On 06/04/2022 17:48, Thomas Rodgers via Boost wrote:
> On Tue, Apr 5, 2022 at 4:41 PM Marshall Clow via Boost <
> boost_at_[hidden]> wrote:
>
>> On Apr 4, 2022, at 10:43 AM, Vinnie Falco via Boost
 <boost_at_[hidden]>
>> wrote:
>>>
>>> This came up before but it is worth mentioning again; in addition to a
>>> website update to make boost.org <http://boost.org/> modern and
>> relevant, how do we feel
>>> about a transition to forum-based discussion instead of the mailing
>>> list?
>>
>> Strongly opposed.
>>
>>
> Also strongly opposed. I am now the maintainer of Boost for
> Fedora/CentOS/RHEL (Jonathan is transition out of the role). If Boost
> discussion moves to some forum that I have to chase down vs. just arriving
> alongside the rest of my upstreams (e.g. libstdc++) it's likely to get
> missed, so the quality of Fedora's distribution of Boost will likely
 suffer.

As kind of proof of the problem, a lot of the discussion around this
topic has been occurring on Slack on #boost, rather than here.

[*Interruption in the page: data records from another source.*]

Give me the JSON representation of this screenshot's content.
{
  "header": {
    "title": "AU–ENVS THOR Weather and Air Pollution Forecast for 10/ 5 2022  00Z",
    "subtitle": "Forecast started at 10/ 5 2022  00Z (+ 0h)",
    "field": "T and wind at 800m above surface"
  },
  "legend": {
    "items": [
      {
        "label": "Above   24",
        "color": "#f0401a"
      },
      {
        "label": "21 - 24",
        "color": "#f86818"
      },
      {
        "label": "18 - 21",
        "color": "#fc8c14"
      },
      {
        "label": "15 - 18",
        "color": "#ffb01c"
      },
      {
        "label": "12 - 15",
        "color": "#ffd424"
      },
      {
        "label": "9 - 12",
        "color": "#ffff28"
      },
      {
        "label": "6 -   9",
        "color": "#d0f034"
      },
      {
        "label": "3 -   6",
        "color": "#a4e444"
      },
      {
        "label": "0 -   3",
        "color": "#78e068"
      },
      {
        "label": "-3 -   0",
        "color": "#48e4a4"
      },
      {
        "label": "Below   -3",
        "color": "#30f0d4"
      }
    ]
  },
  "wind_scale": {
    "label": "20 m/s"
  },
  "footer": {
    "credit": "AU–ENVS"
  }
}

To sum up the discussion there, the more instant discussion happens on
Slack, increasingly less immediate discussion is also happening on
github discussions, and of course github issues.

In other words, discussion around Boost increasingly:

- Is centred per boostorg repo on github (library specific).

- Occurs on Slack (instant) or on github boostorg repo (less instant).

- Non-per-library discussion tends to happen increasingly on Reddit /r/cpp.

Which is to say, discussion is not happening here on this mailing list,
or on other mailing lists.

So TBH Thomas the ship is sailing here already. The question is whether
to actually do anything about it, or leave trends continue uninterrupted
i.e. we're clearly already moving onto Github, Reddit, and Slack.